O Apreensão de Propriedades sem Sentença: Um Fenômeno em Portugal há Trinta Anos
A medida da apreensão de propriedades sem decisão judicial, recentemente divulgada pelo Governo como parte de sua estratégia anticorrupção, não é algo novo em Portugal. Segundo o periódico ‘Público’, essa prática está presente há quase três décadas, iniciando em 2002 com a implementação do mecanismo da perda ampliada.
A Abordagem Renovada a uma Medida Antiga
O Governo, sob a liderança de Luís Montenegro, agora busca aplicar a apreensão ampliada de propriedades em processos arquivados, dispensando a necessidade de uma condenação por um crime específico. Conforme mencionou a ministra da Justiça, Rita Júdice, essa apreensão pode ser determinada por juízes sempre que existir convicção de que os bens foram adquiridos por meio de atividades criminosas, ainda que o processo seja arquivado.
No entanto, a legislação atual já permite, desde 2002, confiscar propriedades que não condizem com os rendimentos declarados pelos suspeitos, em situações de certos delitos como a corrupção. Essa perda ampliada possibilita a declaração de perda dos bens a favor do Estado se os mesmos não estiverem alinhados com os rendimentos declarados, mesmo não estando registrados em nome do suspeito.
Exemplificações Práticas
O líder da Associação Sindical dos Juízes Portugueses, Nuno Matos, ilustra a implementação dessa medida em cenários onde um crime prescreve ou o suspeito falece durante o processo. Em tais situações, o tribunal pode concluir que houve vantagens ilícitas e, mesmo sem uma condenação, determinar a perda desses bens a favor do Estado.
Disparidades e Semelhanças na Legislação
O acadêmico Mário Monte, da Faculdade de Direito da Universidade do Minho, esclarece a distinção entre o regime tradicional de apreensão, previsto no Código Penal, e a perda ampliada. No regime clássico, apenas o ganho direto do crime, como por exemplo, cinco mil euros em um caso de corrupção, seria apreendido. Por outro lado, na perda ampliada, prevista na Lei 5/2002, é possível confiscar um valor muito superior, desde que não haja justificativa nos rendimentos declarados, embora seja exigida uma condenação por crimes específicos.
Novas Ações Anticorrupção
A nova estratégia anticorrupção do Governo engloba 32 ações, com destaque para a regulamentação do lobbying e a ampliação da apreensão de propriedades sem condenação. O conjunto de leis não contempla o acréscimo das penas para delitos de corrupção nem a extensão do prazo de prescrição, mas introduz medidas para proteger informantes e promover a eficiência nos processos judiciais.

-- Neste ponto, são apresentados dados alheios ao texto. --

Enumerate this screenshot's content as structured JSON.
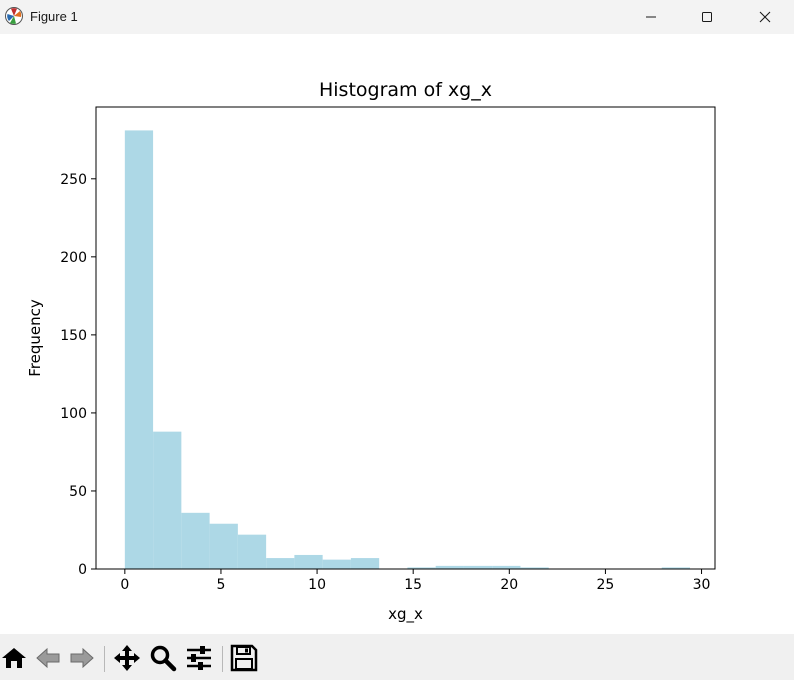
{
  "window": {
    "title": "Figure 1",
    "icons": [
      "matplotlib-logo-icon",
      "minimize-icon",
      "maximize-icon",
      "close-icon"
    ]
  },
  "toolbar": {
    "buttons": [
      "home-icon",
      "back-arrow-icon",
      "forward-arrow-icon",
      "pan-icon",
      "zoom-icon",
      "configure-subplots-icon",
      "save-icon"
    ]
  },
  "chart_data": {
    "type": "histogram",
    "title": "Histogram of xg_x",
    "xlabel": "xg_x",
    "ylabel": "Frequency",
    "color": "#add8e6",
    "xlim": [
      -1.5,
      30.7
    ],
    "ylim": [
      0,
      296
    ],
    "xticks": [
      0,
      5,
      10,
      15,
      20,
      25,
      30
    ],
    "yticks": [
      0,
      50,
      100,
      150,
      200,
      250
    ],
    "grid": false,
    "bins": [
      {
        "x0": 0.0,
        "x1": 1.47,
        "count": 281
      },
      {
        "x0": 1.47,
        "x1": 2.94,
        "count": 88
      },
      {
        "x0": 2.94,
        "x1": 4.41,
        "count": 36
      },
      {
        "x0": 4.41,
        "x1": 5.88,
        "count": 29
      },
      {
        "x0": 5.88,
        "x1": 7.35,
        "count": 22
      },
      {
        "x0": 7.35,
        "x1": 8.82,
        "count": 7
      },
      {
        "x0": 8.82,
        "x1": 10.29,
        "count": 9
      },
      {
        "x0": 10.29,
        "x1": 11.76,
        "count": 6
      },
      {
        "x0": 11.76,
        "x1": 13.23,
        "count": 7
      },
      {
        "x0": 13.23,
        "x1": 14.7,
        "count": 0
      },
      {
        "x0": 14.7,
        "x1": 16.17,
        "count": 1
      },
      {
        "x0": 16.17,
        "x1": 17.64,
        "count": 2
      },
      {
        "x0": 17.64,
        "x1": 19.11,
        "count": 2
      },
      {
        "x0": 19.11,
        "x1": 20.58,
        "count": 2
      },
      {
        "x0": 20.58,
        "x1": 22.05,
        "count": 1
      },
      {
        "x0": 22.05,
        "x1": 23.52,
        "count": 0
      },
      {
        "x0": 23.52,
        "x1": 24.99,
        "count": 0
      },
      {
        "x0": 24.99,
        "x1": 26.46,
        "count": 0
      },
      {
        "x0": 26.46,
        "x1": 27.93,
        "count": 0
      },
      {
        "x0": 27.93,
        "x1": 29.4,
        "count": 1
      }
    ]
  }
}
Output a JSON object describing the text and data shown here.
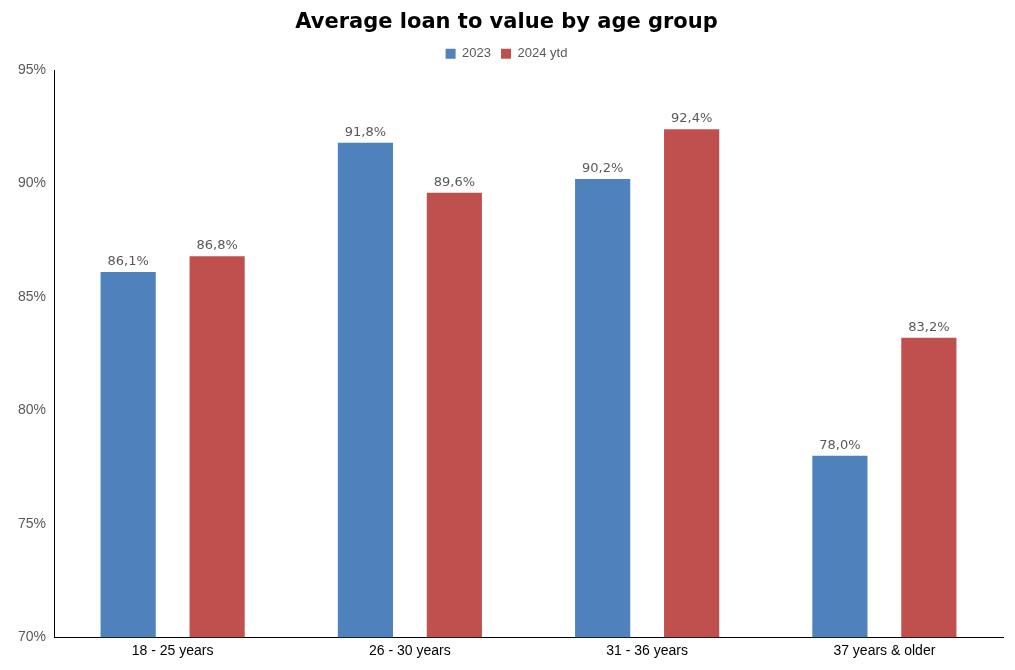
{
  "chart_data": {
    "type": "bar",
    "title": "Average loan to value by age group",
    "categories": [
      "18 - 25 years",
      "26 - 30 years",
      "31 - 36 years",
      "37 years & older"
    ],
    "series": [
      {
        "name": "2023",
        "color": "#4f81bd",
        "values": [
          86.1,
          91.8,
          90.2,
          78.0
        ],
        "value_labels": [
          "86,1%",
          "91,8%",
          "90,2%",
          "78,0%"
        ]
      },
      {
        "name": "2024 ytd",
        "color": "#c0504d",
        "values": [
          86.8,
          89.6,
          92.4,
          83.2
        ],
        "value_labels": [
          "86,8%",
          "89,6%",
          "92,4%",
          "83,2%"
        ]
      }
    ],
    "ylim": [
      70,
      95
    ],
    "yticks": [
      {
        "value": 70,
        "label": "70%"
      },
      {
        "value": 75,
        "label": "75%"
      },
      {
        "value": 80,
        "label": "80%"
      },
      {
        "value": 85,
        "label": "85%"
      },
      {
        "value": 90,
        "label": "90%"
      },
      {
        "value": 95,
        "label": "95%"
      }
    ],
    "grid": false,
    "legend": "top"
  }
}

Dentre as novas propostas, a implementação de um sistema de transparência para o lobbying e a criação de um Registro da “Pegada Legislativa” buscam aumentar a supervisão das decisões dos órgãos estatais. A estratégia nacional anticorrupção também visa adaptar as leis à realidade das criptomoedas e fortalecer os escritórios de recuperação de ativos.
Em Direção a uma Justiça mais Eficiente
O Governo ressalta a urgência de uma justiça mais célere e eficaz, propondo alterações no Código de Processo Penal para eliminar práticas processuais redundantes e promover a digitalização dos procedimentos judiciais. A ministra da Justiça descreve a estratégia como “pragmática, viável, porém ambiciosa”, acreditando em sua eficácia no combate à corrupção e no aumento da confiança nas instituições democráticas.
Em síntese, a apreensão de propriedades sem condenação, longe de representar uma inovação, está enraizada na legislação portuguesa há quase três décadas. A nova estratégia do Governo visa expandir e aprimorar esse mecanismo, reforçando o comprometimento de Portugal no combate à corrupção.